In practice, CVE-2026-0300 affects only PA-Series and VM-Series firewalls configured to use the User-ID Authentication Portal. Prisma Access, Cloud NGFW, and Panorama are not impacted, which makes configuration review as important as version review when triaging exposure.

CVE-2026-0300 analysis

The vulnerability in CVE-2026-0300 is a buffer overflow in PAN-OS’s User-ID Authentication Portal service. According to Palo Alto, exploitation does not require credentials or user interaction, and the attacker’s goal is remote code execution as root through specially crafted network packets. SecurityWeek likewise describes the flaw as a zero-day used to hack some firewall models, underscoring that this is not a theoretical issue.

The publicly described CVE-2026-0300 payload is not a malware file dropped to disk but a malicious packet sequence sent to the Captive Portal component. Neither the vendor advisory nor the cited media reports includes a public CVE-2026-0300 poc, but the confirmed in-the-wild exploitation means defenders should assume capable threat actors already understand the triggering conditions well enough to weaponize them.

From a risk standpoint, CVE-2026-0300 detection should focus on externally reachable Authentication Portal instances and signs of attempted access to that service from untrusted networks. Palo Alto’s advisory does not publish packet-level CVE-2026-0300 iocs, so defenders are better served by identifying exposed portal configurations, narrowing allowed source IP ranges, and prioritizing internet-facing firewalls for remediation.

Explore Detections

CVE-2026-0300 Mitigation

Effective CVE-2026-0300 mitigation starts with reducing exposure before fixes land. Palo Alto recommends either restricting User-ID Authentication Portal access to trusted zones/internal IP addresses or disabling the portal entirely if it is not required. That advice is especially important because, at disclosure, the flaw was still unpatched, with the first wave of fixes expected on May 13, 2026 and additional releases on May 28, 2026 across supported 12.1, 11.2, 11.1, and 10.2 trains.

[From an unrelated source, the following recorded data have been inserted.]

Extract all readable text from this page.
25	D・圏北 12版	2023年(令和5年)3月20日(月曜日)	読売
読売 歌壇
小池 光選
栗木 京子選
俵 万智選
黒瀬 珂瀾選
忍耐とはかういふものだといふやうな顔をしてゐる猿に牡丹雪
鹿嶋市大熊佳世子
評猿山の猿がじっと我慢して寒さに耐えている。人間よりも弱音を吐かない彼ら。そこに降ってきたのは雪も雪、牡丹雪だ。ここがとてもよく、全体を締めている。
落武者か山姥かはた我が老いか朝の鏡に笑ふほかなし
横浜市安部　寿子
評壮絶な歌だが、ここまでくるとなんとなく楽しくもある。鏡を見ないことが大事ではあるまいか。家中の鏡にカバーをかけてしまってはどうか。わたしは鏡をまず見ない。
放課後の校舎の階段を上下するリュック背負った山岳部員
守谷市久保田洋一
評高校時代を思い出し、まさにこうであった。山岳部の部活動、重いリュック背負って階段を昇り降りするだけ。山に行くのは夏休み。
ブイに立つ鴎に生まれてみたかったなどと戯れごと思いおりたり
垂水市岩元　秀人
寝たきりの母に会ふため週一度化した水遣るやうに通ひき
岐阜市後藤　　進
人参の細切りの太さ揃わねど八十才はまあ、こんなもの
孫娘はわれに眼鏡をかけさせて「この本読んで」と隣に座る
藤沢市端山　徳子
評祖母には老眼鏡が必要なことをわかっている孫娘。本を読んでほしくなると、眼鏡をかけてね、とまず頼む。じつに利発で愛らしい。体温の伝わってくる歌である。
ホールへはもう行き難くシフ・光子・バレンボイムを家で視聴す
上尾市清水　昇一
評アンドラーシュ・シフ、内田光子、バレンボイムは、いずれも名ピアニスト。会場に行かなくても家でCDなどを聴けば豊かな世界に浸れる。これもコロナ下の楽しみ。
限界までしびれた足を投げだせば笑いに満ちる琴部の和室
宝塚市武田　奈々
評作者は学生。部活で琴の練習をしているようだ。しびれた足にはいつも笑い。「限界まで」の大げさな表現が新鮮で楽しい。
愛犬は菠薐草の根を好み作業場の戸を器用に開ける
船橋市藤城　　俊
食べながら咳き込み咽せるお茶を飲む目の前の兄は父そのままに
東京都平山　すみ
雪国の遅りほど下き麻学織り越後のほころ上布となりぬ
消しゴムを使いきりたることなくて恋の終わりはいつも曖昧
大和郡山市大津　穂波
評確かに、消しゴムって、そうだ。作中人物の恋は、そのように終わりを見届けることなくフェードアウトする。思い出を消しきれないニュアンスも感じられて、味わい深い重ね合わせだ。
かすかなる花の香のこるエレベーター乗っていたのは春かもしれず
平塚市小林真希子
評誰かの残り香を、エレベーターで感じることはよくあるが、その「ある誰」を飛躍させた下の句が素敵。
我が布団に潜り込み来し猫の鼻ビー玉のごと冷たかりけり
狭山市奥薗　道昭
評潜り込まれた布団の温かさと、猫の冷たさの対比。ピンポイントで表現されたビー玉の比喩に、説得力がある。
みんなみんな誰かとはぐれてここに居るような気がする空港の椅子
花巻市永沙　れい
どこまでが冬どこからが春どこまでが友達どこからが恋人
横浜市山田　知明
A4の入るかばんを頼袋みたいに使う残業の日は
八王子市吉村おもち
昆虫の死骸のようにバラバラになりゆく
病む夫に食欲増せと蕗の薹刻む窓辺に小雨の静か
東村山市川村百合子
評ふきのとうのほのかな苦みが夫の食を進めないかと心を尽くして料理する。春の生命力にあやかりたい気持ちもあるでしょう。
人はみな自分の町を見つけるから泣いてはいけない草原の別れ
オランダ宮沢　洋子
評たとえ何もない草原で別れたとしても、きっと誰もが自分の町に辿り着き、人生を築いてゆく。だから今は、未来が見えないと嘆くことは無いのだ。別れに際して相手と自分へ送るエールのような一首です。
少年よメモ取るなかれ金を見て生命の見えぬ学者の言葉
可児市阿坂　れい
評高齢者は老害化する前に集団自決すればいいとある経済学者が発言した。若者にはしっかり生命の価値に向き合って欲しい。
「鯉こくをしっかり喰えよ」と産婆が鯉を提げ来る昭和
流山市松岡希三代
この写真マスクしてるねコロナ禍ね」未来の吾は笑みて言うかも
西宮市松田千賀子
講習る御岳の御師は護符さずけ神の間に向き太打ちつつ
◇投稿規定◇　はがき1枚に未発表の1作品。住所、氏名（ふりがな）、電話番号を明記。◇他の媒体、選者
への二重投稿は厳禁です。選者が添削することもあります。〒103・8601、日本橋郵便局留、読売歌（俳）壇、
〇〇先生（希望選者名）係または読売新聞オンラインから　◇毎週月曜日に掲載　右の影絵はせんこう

To Detect CVE-2026-0300 exposure in your environment, verify whether Device > User Identification > Authentication Portal Settings has the portal enabled and determine whether it is reachable from the internet or any untrusted network segment. Palo Alto’s advisory makes clear that customers following this hardening model are at greatly reduced risk compared with deployments that leave the service publicly accessible.

Organizations should also map affected firewalls to Palo Alto’s target fixed versions and prepare an upgrade plan as soon as the relevant release becomes available. Because limited exploitation is already underway, this is a case where configuration hardening and emergency change control should happen in parallel rather than waiting for normal maintenance windows.